3Q/DEPT started by identifying three areas of opportunities for reducing customer acquisition costs while boosting new customer growth.
1. Applying best practices to initial campaign setup
3Q/DEPT needed to identify the best practices that would have the greatest impact on pinpointing both the most valuable prosumers and those who would most likely convert to a paid customer in the near term.
To accomplish this, the team worked with Blurb to ensure that all exclusions were set up in a timely manner and avoid spending on acquisition campaigns targeting existing customers. Next, we helped Blurb segment customer lists by lifetime value and people who had registered with Blurb but had not yet purchased.
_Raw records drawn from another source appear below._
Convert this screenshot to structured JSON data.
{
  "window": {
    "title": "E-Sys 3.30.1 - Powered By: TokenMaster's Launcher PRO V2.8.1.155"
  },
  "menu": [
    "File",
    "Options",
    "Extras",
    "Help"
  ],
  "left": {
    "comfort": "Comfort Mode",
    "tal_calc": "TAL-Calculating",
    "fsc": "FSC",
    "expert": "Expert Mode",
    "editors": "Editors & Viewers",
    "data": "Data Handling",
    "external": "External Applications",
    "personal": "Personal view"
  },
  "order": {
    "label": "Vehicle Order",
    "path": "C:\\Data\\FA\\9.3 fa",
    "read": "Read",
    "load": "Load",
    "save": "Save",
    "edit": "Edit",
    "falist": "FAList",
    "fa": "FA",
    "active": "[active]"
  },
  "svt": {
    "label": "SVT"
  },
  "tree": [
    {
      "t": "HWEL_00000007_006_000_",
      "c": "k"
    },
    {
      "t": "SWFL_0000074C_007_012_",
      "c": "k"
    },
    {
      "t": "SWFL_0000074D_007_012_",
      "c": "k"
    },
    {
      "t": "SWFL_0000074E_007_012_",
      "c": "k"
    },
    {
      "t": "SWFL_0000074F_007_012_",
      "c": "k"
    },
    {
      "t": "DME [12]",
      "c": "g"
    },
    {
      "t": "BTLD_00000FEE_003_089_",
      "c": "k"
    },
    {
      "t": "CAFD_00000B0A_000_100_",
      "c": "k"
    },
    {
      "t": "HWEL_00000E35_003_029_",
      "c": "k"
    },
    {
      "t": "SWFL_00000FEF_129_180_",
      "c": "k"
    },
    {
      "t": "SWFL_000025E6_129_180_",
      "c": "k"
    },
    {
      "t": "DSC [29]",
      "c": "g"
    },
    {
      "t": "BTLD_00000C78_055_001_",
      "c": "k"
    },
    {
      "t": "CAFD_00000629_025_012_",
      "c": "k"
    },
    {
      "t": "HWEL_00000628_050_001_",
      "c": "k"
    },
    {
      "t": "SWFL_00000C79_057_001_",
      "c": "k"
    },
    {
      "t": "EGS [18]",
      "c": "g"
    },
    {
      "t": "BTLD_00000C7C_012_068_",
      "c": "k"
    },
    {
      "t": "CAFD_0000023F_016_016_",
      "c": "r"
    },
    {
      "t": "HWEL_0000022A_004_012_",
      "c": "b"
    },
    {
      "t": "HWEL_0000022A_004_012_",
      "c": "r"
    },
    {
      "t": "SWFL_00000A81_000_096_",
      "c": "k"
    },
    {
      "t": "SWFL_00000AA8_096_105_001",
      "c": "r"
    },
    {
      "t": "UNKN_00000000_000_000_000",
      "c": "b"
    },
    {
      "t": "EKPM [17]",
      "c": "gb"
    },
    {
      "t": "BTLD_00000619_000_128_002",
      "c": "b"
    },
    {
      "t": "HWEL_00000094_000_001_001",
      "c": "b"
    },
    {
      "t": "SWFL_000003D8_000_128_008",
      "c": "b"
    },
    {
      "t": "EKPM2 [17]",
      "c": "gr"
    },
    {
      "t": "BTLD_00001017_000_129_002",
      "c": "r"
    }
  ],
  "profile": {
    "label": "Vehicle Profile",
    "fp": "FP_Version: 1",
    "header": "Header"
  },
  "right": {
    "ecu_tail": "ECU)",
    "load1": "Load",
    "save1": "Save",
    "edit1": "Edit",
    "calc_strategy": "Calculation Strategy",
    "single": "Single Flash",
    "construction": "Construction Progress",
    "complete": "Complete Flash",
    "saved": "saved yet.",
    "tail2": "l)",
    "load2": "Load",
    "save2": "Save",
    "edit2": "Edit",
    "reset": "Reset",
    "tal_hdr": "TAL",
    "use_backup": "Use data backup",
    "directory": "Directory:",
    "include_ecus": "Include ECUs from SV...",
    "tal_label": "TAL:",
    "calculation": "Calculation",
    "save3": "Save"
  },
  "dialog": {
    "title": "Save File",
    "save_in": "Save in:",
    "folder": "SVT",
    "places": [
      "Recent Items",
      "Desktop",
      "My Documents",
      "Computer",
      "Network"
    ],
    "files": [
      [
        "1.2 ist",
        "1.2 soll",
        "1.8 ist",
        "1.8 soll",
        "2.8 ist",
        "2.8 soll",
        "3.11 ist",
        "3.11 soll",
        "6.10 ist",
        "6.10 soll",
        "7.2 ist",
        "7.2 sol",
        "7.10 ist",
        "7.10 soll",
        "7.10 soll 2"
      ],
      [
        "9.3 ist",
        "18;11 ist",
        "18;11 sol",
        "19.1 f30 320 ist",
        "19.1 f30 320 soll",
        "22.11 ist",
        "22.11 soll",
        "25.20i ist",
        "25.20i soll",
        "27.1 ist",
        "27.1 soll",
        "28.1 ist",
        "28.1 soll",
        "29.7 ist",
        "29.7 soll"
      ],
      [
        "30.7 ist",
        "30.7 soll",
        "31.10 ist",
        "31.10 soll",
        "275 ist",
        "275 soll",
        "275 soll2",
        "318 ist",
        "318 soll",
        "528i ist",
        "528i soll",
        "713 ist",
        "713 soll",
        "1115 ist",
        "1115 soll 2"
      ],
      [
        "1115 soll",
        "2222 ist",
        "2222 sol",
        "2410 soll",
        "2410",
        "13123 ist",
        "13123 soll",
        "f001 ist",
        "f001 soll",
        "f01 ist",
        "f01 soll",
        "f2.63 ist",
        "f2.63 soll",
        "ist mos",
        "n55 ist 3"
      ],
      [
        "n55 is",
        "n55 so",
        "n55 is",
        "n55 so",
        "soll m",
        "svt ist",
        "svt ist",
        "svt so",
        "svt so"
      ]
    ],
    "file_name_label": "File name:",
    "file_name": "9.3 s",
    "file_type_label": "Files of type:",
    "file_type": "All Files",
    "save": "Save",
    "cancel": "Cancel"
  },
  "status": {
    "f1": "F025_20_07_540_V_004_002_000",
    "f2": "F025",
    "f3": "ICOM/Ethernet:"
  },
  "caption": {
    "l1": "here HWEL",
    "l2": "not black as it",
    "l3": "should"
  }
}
Messaging campaigns were developed for each of these audiences.
2. Revamping tracking methods
Within two months of the initial review, 3Q/DEPT had completely overhauled Blurb’s tracking capabilities. The transformation started in July 2020, when we moved Blurb from cookie-based tracking to data layer tracking for customer registrations. Blurb’s previous reliance on cookies had led them to over-record registrations due to the occurrence of several pixel fires in the process.
3. Developing non-brand search campaigns
Blurb’s success hinged on getting new customers to register, because that is the entry point to creating a new book. With this in mind, 3Q/DEPT was determined to dramatically improve Blurb’s non-brand search results. They began improving non-brand performance via Smart Bidding and launching DSA on non-brand searches to yield stronger CPCs, CTRs, and incremental purchases from non-brand-aware users. Since the dynamic ads were targeting search terms that 3Q/DEPT was not already bidding on for Blurb, they were easily able to verify the non-brand uplift.
Holiday season push with high ROAS:
Around the 2020 holiday season, 3Q/DEPT executed a strategy that filled the pipeline early by pushing hard on acquisition efforts in October and then capitalizing on efficiencies in November by allocating more budget toward retargeting and retention. Finally, they focused the majority of the December budget ahead of the holiday shipping cutoff, shifting toward a low-cost brand defense strategy for the remainder of the month. The result was a holiday season ROAS of 6.8 — well above the target of 4.0.